Newbie Q's?

Hi, Everyone. I’ve taken a look at Panda3d, downloaded it, and taken a look at some of the tutorials, etc. One thing that I’ve seen is that the Scene Editor is gone. Now my question is this; is it possible to create a scene - world, whatever in some other program and import it? I ask this because I’m interested in creating walk-thoughs and object placement is critical.
I hope that, if this is possible, I can then assign properties to the separate objects in the scene.

Thanks, Nando.

Hi Nando,

I’m no expert, however, I do know that you can create your scene in your favorite 3d modeling program: Maya, 3ds Max, Blender etc… convert to .egg format and there you go!

Steve

Thanks for the very quick reply.

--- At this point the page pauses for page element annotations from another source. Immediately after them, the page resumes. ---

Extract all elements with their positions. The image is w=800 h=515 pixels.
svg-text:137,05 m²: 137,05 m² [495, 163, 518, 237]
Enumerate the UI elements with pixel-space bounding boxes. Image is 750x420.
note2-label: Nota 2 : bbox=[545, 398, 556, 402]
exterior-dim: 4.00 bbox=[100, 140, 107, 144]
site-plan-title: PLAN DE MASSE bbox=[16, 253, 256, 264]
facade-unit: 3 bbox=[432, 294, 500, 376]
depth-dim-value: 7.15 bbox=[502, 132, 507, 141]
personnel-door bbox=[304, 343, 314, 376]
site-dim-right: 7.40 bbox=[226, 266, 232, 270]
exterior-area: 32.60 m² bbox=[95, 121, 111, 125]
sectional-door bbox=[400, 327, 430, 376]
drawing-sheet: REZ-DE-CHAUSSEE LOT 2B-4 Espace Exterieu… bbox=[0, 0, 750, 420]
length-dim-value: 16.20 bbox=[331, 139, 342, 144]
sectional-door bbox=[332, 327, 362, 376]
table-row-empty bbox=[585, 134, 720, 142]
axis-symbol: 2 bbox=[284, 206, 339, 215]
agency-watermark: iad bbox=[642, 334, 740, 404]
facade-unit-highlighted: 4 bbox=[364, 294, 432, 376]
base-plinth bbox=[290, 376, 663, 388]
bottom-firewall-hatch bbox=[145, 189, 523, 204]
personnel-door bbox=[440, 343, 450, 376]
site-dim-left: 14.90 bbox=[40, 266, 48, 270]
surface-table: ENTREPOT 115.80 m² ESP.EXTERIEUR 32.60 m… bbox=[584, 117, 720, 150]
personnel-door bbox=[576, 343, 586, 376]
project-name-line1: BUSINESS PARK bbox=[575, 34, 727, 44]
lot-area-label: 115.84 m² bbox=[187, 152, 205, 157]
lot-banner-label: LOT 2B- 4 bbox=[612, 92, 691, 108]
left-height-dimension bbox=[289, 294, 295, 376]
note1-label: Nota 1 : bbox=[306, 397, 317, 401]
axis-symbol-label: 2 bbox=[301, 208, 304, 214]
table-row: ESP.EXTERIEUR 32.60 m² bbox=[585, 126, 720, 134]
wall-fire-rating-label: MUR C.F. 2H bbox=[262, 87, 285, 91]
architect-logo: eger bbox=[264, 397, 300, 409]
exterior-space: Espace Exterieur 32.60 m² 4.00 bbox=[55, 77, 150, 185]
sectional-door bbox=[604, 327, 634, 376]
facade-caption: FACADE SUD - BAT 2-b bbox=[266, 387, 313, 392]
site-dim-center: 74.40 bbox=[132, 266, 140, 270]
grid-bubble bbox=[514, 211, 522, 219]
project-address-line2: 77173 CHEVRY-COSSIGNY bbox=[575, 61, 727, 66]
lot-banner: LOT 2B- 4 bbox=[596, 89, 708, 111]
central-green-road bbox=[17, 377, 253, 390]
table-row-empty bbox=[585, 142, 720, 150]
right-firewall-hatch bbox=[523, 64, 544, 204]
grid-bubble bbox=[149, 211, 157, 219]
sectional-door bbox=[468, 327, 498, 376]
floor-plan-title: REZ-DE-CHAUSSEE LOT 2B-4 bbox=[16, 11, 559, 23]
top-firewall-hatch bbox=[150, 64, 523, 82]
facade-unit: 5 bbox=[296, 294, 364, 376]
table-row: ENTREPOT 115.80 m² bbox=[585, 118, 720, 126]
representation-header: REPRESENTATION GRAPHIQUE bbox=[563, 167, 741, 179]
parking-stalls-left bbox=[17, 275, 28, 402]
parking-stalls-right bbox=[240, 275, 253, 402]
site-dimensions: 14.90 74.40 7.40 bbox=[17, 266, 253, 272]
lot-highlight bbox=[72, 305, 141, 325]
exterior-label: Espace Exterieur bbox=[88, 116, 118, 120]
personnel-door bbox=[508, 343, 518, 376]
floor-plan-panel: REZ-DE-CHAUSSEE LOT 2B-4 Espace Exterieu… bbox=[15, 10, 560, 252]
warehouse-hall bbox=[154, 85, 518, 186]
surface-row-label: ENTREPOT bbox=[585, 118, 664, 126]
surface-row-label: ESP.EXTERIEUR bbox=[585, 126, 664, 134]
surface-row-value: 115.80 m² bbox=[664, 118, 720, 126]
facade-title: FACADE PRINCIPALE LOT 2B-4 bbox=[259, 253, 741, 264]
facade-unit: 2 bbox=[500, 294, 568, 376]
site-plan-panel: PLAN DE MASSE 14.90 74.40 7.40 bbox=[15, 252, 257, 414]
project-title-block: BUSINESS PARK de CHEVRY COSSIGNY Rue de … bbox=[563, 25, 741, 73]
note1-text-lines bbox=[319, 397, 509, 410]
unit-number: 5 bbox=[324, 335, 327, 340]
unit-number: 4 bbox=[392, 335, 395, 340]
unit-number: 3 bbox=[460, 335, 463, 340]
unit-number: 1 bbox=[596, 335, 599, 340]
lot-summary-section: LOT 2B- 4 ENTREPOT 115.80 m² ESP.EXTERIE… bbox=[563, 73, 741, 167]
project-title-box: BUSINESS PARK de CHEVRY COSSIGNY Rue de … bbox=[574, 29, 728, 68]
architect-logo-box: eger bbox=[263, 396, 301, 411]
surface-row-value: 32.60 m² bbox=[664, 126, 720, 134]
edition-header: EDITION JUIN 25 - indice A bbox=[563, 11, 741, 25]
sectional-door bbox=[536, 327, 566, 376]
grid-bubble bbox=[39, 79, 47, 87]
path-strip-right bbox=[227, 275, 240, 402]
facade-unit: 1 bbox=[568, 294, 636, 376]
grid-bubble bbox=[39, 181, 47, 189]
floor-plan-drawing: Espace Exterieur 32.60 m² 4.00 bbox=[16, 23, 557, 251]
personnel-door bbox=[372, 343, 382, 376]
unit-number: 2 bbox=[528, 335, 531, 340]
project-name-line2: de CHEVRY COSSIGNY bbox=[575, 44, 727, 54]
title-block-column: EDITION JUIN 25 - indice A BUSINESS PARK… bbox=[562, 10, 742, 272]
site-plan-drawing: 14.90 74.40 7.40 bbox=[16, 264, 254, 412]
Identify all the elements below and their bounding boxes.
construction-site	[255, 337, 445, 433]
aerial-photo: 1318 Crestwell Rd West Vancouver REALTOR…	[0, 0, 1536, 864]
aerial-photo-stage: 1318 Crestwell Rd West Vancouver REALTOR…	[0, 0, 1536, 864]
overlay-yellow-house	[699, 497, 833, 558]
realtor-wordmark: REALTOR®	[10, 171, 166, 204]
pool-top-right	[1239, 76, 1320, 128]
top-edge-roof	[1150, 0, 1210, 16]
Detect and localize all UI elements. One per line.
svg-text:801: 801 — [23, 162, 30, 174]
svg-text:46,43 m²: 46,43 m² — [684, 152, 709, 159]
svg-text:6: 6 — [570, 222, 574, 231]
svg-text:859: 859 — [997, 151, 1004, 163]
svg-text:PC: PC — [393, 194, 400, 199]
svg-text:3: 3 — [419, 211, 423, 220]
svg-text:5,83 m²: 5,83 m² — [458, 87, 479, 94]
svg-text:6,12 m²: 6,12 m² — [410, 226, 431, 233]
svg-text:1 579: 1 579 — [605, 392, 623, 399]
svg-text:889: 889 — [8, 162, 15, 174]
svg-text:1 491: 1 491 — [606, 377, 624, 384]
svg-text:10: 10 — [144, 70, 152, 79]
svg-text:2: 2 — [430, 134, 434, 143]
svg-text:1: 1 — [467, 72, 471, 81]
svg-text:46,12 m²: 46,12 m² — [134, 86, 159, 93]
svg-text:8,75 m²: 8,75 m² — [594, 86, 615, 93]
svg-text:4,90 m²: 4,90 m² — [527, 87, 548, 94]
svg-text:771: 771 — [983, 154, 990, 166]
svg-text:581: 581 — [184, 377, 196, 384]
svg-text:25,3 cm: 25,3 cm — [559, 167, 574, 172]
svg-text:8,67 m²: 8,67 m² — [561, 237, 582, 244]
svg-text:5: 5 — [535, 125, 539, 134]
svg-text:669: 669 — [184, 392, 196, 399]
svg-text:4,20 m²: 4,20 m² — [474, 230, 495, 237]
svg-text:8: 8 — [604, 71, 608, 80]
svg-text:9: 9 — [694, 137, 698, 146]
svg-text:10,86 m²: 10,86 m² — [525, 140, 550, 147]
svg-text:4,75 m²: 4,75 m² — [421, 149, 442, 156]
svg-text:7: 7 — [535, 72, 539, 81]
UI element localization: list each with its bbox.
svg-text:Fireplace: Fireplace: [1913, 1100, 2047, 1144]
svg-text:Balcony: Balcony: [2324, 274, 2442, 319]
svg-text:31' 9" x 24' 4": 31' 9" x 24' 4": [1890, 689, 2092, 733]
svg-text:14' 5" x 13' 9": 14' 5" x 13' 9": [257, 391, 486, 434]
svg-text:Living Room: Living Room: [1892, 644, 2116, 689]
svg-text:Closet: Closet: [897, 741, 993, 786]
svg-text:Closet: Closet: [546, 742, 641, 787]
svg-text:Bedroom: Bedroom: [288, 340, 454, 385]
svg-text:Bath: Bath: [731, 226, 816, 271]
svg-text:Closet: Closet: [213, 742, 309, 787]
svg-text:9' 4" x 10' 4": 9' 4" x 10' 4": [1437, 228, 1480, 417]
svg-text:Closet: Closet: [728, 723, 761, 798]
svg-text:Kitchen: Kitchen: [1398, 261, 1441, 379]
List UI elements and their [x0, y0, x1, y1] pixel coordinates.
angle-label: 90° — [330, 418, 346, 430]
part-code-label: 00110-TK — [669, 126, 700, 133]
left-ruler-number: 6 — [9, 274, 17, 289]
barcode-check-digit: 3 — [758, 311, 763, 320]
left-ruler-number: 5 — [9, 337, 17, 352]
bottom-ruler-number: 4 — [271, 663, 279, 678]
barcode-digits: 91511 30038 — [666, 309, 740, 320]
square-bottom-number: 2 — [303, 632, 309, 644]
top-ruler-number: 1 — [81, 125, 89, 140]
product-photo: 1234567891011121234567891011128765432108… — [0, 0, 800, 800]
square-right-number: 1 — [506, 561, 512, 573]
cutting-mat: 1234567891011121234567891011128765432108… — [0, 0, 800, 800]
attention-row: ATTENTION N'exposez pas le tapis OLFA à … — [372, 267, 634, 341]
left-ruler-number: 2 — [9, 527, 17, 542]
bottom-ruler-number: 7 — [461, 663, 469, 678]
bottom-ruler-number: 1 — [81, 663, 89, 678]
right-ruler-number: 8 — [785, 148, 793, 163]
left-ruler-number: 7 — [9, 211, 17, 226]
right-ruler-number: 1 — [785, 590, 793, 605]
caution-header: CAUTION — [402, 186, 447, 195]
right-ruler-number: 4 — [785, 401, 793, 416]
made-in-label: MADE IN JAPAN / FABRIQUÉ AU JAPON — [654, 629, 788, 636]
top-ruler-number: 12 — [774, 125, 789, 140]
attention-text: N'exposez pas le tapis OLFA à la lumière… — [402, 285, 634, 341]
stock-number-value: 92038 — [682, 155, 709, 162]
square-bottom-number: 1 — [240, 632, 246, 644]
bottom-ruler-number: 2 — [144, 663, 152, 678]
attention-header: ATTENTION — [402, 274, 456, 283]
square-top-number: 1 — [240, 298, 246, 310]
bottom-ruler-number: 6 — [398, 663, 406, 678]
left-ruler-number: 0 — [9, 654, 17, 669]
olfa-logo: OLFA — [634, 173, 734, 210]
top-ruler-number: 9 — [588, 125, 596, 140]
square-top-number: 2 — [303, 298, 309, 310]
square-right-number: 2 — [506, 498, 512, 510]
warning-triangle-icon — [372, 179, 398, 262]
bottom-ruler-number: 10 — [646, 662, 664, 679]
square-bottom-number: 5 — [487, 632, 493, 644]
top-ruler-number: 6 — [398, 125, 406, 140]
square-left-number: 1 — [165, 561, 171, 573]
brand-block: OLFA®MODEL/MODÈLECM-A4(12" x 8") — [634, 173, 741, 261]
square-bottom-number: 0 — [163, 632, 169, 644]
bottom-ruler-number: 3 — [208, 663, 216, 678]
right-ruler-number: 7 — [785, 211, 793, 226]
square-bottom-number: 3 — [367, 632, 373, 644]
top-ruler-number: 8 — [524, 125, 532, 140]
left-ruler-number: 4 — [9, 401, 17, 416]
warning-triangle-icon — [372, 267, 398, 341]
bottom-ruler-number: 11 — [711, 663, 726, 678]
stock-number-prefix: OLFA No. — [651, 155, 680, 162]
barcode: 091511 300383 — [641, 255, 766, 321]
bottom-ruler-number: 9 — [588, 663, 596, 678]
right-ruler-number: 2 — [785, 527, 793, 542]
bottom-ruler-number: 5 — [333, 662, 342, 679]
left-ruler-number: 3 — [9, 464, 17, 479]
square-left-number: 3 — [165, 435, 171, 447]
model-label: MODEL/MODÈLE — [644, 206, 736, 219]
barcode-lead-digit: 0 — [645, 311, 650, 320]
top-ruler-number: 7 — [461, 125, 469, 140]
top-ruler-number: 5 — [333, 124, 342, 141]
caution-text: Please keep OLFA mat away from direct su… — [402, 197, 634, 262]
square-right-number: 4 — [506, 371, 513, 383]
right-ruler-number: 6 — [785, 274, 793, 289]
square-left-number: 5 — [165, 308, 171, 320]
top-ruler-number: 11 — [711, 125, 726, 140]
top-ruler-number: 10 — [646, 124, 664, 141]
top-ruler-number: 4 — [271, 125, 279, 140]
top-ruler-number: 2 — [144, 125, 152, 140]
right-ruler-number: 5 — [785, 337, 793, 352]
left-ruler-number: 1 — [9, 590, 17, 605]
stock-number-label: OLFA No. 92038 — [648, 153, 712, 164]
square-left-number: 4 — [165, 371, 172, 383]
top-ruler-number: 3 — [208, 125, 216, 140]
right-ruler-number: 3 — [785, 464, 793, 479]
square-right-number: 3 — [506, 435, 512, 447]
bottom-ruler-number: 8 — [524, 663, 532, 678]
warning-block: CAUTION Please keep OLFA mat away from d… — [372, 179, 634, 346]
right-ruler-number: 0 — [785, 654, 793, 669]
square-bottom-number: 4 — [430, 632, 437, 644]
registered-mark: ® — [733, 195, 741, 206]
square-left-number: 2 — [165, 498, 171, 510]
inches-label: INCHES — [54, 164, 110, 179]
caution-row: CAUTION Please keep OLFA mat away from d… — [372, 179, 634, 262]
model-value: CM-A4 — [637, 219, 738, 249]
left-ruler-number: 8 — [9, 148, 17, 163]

I did some research and found that I can import from milkshape, which I have. My follow up question is - If I import a scene with several objects in it, say a floor, a table, and a chair, can I access these objects individually? Or is the entire scene loaded as a single object?

Thanks, Nando.

Nando,

From my experience it’s one-piece. For instance, I create a scene in Maya that consists of terrain, buildings etc… and all that is static.

I then just export that scene to an .egg and load it into the Panda and with another .egg file load my character.

There is nothing stopping you from creating all the pieces and then putting them together, I guess it’s just easier to make an environment type .egg file that is static.

Steve

Note that you can usually extract out the individual pieces that make up a single egg file using a NodePath.find() command. Very little about a model will generally be truly monolithic, unless it is represented as a single polyset in your modeling package. See the Panda3D manual for more on this subject.

David

Thanks for all the info.

The main reason I would have in importing an entire scene would be for object placement. I guess I could import the most important elements, that is the ones that require critical placement as one set, and import the movable ones separately. One concern that I have is with collission modes.
Some of the demos included are pretty neat. I guess I’ll have to read a lot and study the demos.

-Nando.

Yeah, trial and error is what I’ve been doing for a while now.

What you’ll find is that Panda3d can do a lot, it’s just you have to implement it!

I know, sounds funny. :slight_smile:

They keep adding tutorials that helps, like the “Roaming Ralph” I think it’s called. That’s a good one for navigation with a character and collision detection.